Chemical Informatics

Discovering new drugs is an expensive and challenging process. Any new drug should not only produce the desired response to the disease but should do so with minimal side effects and be superior to the existing drugs in the market. The goal of this project is to develop effective and efficient algorithms for analyzing chemical compound databases and identifying biologically active compounds.

One of the key steps in the drug design process is the identification of the chemical compounds (hit compounds) that display the desired and reproducible behavior against the specific biomolecular target and represents a significant hurdle in the early stages of drug discovery. The 1990s saw the widespread adoption of high-throughput screening (HTS), which use highly automated techniques to conduct the biological assays and can be used to screen a large number of compounds. Although the number of compounds that can be evaluated by these methods is very large, these numbers are small in comparison to the millions of drug-like compounds that exist or can be synthesized by combinatorial chemistry methods.

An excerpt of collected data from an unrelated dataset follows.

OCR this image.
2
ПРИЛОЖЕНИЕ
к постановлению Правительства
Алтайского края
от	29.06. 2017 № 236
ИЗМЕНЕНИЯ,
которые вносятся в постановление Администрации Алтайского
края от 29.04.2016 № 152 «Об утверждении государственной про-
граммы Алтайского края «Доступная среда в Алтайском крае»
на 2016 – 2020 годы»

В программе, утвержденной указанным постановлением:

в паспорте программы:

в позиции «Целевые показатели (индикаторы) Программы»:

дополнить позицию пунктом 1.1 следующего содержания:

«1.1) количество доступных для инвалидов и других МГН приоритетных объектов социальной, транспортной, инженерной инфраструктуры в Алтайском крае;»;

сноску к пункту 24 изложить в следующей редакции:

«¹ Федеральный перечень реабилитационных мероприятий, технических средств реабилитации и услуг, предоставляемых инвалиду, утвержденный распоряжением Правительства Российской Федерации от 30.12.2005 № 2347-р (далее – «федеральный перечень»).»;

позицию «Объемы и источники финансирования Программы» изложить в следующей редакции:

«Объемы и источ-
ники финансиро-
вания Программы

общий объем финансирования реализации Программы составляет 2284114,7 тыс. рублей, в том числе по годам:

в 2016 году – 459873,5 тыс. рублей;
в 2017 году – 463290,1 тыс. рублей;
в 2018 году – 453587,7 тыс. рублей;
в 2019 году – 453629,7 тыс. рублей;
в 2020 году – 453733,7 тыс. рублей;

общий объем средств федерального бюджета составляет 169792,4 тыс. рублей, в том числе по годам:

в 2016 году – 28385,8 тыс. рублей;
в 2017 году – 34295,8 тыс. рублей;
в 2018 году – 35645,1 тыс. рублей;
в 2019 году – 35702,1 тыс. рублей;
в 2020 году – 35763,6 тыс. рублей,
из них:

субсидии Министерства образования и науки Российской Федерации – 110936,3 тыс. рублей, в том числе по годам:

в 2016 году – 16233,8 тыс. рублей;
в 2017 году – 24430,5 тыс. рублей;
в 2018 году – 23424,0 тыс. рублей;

Moreover, in most cases it is hard to find all desirable properties in a single compound and medicinal chemists are interested in not just identifying the hits but studying what part of the chemical compound leads to desirable behavior, so that new compounds can be rationally synthesized (lead development).

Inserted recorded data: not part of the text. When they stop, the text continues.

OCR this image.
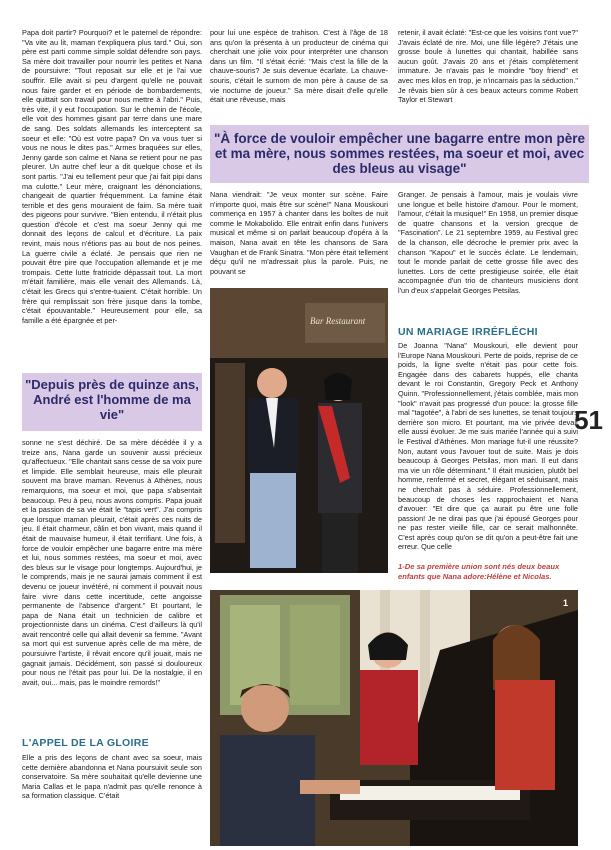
Papa doit partir? Pourquoi? et le paternel de répondre: "Va vite au lit, maman t'expliquera plus tard." Oui, son père est parti comme simple soldat défendre son pays. Sa mère doit travailler pour nourrir les petites et Nana de poursuivre: "Tout reposait sur elle et je l'ai vue souffrir. Elle avait si peu d'argent qu'elle ne pouvait nous faire garder et en période de bombardements, elle quittait son travail pour nous mettre à l'abri." Puis, très vite, il y eut l'occupation. Sur le chemin de l'école, elle voit des hommes gisant par terre dans une mare de sang. Des soldats allemands les interceptent sa soeur et elle: "Où est votre papa? On va vous tuer si vous ne nous le dites pas." Armes braquées sur elles, Jenny garde son calme et Nana se retient pour ne pas pleurer. Un autre chef leur a dit quelque chose et ils sont partis. "J'ai eu tellement peur que j'ai fait pipi dans ma culotte." Leur mère, craignant les dénonciations, changeait de quartier fréquemment. La famine était terrible et des gens mouraient de faim. Sa mère tuait des pigeons pour survivre. "Bien entendu, il n'était plus question d'école et c'est ma soeur Jenny qui me donnait des leçons de calcul et d'écriture. La paix revint, mais nous n'étions pas au bout de nos peines. La guerre civile a éclaté. Je pensais que rien ne pouvait être pire que l'occupation allemande et je me trompais. Cette lutte fratricide dépassait tout. La mort m'était familière, mais elle venait des Allemands. Là, c'était les Grecs qui s'entre-tuaient. C'était horrible. Un frère qui remplissait son frère jusque dans la tombe, c'était épouvantable." Heureusement pour elle, sa famille a été épargnée et per-

"Depuis près de quinze ans, André est l'homme de ma vie"

sonne ne s'est déchiré. De sa mère décédée il y a treize ans, Nana garde un souvenir aussi précieux qu'affectueux. "Elle chantait sans cesse de sa voix pure et limpide. Elle semblait heureuse, mais elle pleurait souvent ma brave maman. Revenus à Athènes, nous remarquions, ma soeur et moi, que papa s'absentait beaucoup. Peu à peu, nous avons compris. Papa jouait et la passion de sa vie était le "tapis vert". J'ai compris que lorsque maman pleurait, c'était après ces nuits de jeu. Il était charmeur, câlin et bon vivant, mais quand il était de mauvaise humeur, il était terrifiant. Une fois, à force de vouloir empêcher une bagarre entre ma mère et lui, nous sommes restées, ma soeur et moi, avec des bleus sur le visage pour longtemps. Aujourd'hui, je le comprends, mais je ne saurai jamais comment il est devenu ce joueur invétéré, ni comment il pouvait nous faire vivre dans cette incertitude, cette angoisse permanente de l'absence d'argent." Et pourtant, le papa de Nana était un technicien de calibre et projectionniste dans un cinéma. C'est d'ailleurs là qu'il avait rencontré celle qui allait devenir sa femme. "Avant sa mort qui est survenue après celle de ma mère, de poursuivre l'artiste, il rêvait encore qu'il jouait, mais ne gagnait jamais. Décidément, son passé si douloureux pour nous ne l'était pas pour lui. De la nostalgie, il en avait, oui... mais, pas le moindre remords!"

L'APPEL DE LA GLOIRE

Elle a pris des leçons de chant avec sa soeur, mais cette dernière abandonna et Nana poursuivit seule son conservatoire. Sa mère souhaitait qu'elle devienne une Maria Callas et le papa n'admit pas qu'elle renonce à sa formation classique. C'était

pour lui une espèce de trahison. C'est à l'âge de 18 ans qu'on la présenta à un producteur de cinéma qui cherchait une jolie voix pour interpréter une chanson dans un film. "Il s'était écrié: "Mais c'est la fille de la chauve-souris? Je suis devenue écarlate. La chauve-souris, c'était le surnom de mon père à cause de sa vie nocturne de joueur." Sa mère disait d'elle qu'elle était une rêveuse, mais

"À force de vouloir empêcher une bagarre entre mon père et ma mère, nous sommes restées, ma soeur et moi, avec des bleus au visage"

Nana viendrait: "Je veux monter sur scène. Faire n'importe quoi, mais être sur scène!" Nana Mouskouri commença en 1957 à chanter dans les boîtes de nuit comme le Mokabolido. Elle entrait enfin dans l'univers musical et même si on parlait beaucoup d'opéra à la maison, Nana avait en tête les chansons de Sara Vaughan et de Frank Sinatra. "Mon père était tellement déçu qu'il ne m'adressait plus la parole. Puis, ne pouvant se

Bar Restaurant

retenir, il avait éclaté: "Est-ce que les voisins t'ont vue?" J'avais éclaté de rire. Moi, une fille légère? J'étais une grosse boule à lunettes qui chantait, habillée sans aucun goût. J'avais 20 ans et j'étais complètement immature. Je n'avais pas le moindre "boy friend" et avec mes kilos en trop, je n'incarnais pas la séduction." Je rêvais bien sûr à ces beaux acteurs comme Robert Taylor et Stewart

Granger. Je pensais à l'amour, mais je voulais vivre une longue et belle histoire d'amour. Pour le moment, l'amour, c'était la musique!" En 1958, un premier disque de quatre chansons et la version grecque de "Fascination". Le 21 septembre 1959, au Festival grec de la chanson, elle décroche le premier prix avec la chanson "Kapou" et le succès éclate. Le lendemain, tout le monde parlait de cette grosse fille avec des lunettes. Lors de cette prestigieuse soirée, elle était accompagnée d'un trio de chanteurs musiciens dont l'un d'eux s'appelait Georges Petsilas.

UN MARIAGE IRRÉFLÉCHI

De Joanna "Nana" Mouskouri, elle devient pour l'Europe Nana Mouskouri. Perte de poids, reprise de ce poids, la ligne svelte n'était pas pour cette fois. Engagée dans des cabarets huppés, elle chanta devant le roi Constantin, Gregory Peck et Anthony Quinn. "Professionnellement, j'étais comblée, mais mon "look" n'avait pas progressé d'un pouce: la grosse fille mal "tagotée", à l'abri de ses lunettes, se tenait toujours derrière son micro. Et pourtant, ma vie privée devait elle aussi évoluer. Je me suis mariée l'année qui a suivi le Festival d'Athènes. Mon mariage fut-il une réussite? Non, autant vous l'avouer tout de suite. Mais je dois beaucoup à Georges Petsilas, mon mari. Il eut dans ma vie un rôle déterminant." Il était musicien, plutôt bel homme, renfermé et secret, élégant et séduisant, mais ne cherchait pas à séduire. Professionnellement, beaucoup de choses les rapprochaient et Nana d'avouer: "Et dire que ça aurait pu être une folle passion! Je ne dirai pas que j'ai épousé Georges pour ne pas rester vieille fille, car ce serait malhonnête. C'est après coup qu'on se dit qu'on a peut-être fait une erreur. Que celle

1-De sa première union sont nés deux beaux enfants que Nana adore:Hélène et Nicolas.
51
1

Computational techniques that build models to correctly assign chemical compounds to various classes of interest can address these limitations, have extensive applications in pharmaceutical research, and they are used extensively to replace or supplement HTS-based approaches.

Our most recent research is currently concentrated on the following areas:

  • Develop computationally efficient algorithms to mine large databases of molecular graphs and identify key substructures present in active (inactive) compounds.
  • Develop sophisticated feature selection and generation algorithms that combine multiple criteria to identify and synthesize a set of substructure-based features that simultaneously simplify the representation of the original compounds while retaining and exposing their key features.
  • Develop kernel-based clustering and classification approaches that take into account the relationships between these substructures at different levels of granularity and complexity.

The research over the years has been funded by a number of Federal agencies including NIH (primary agency), ARL, and NSF.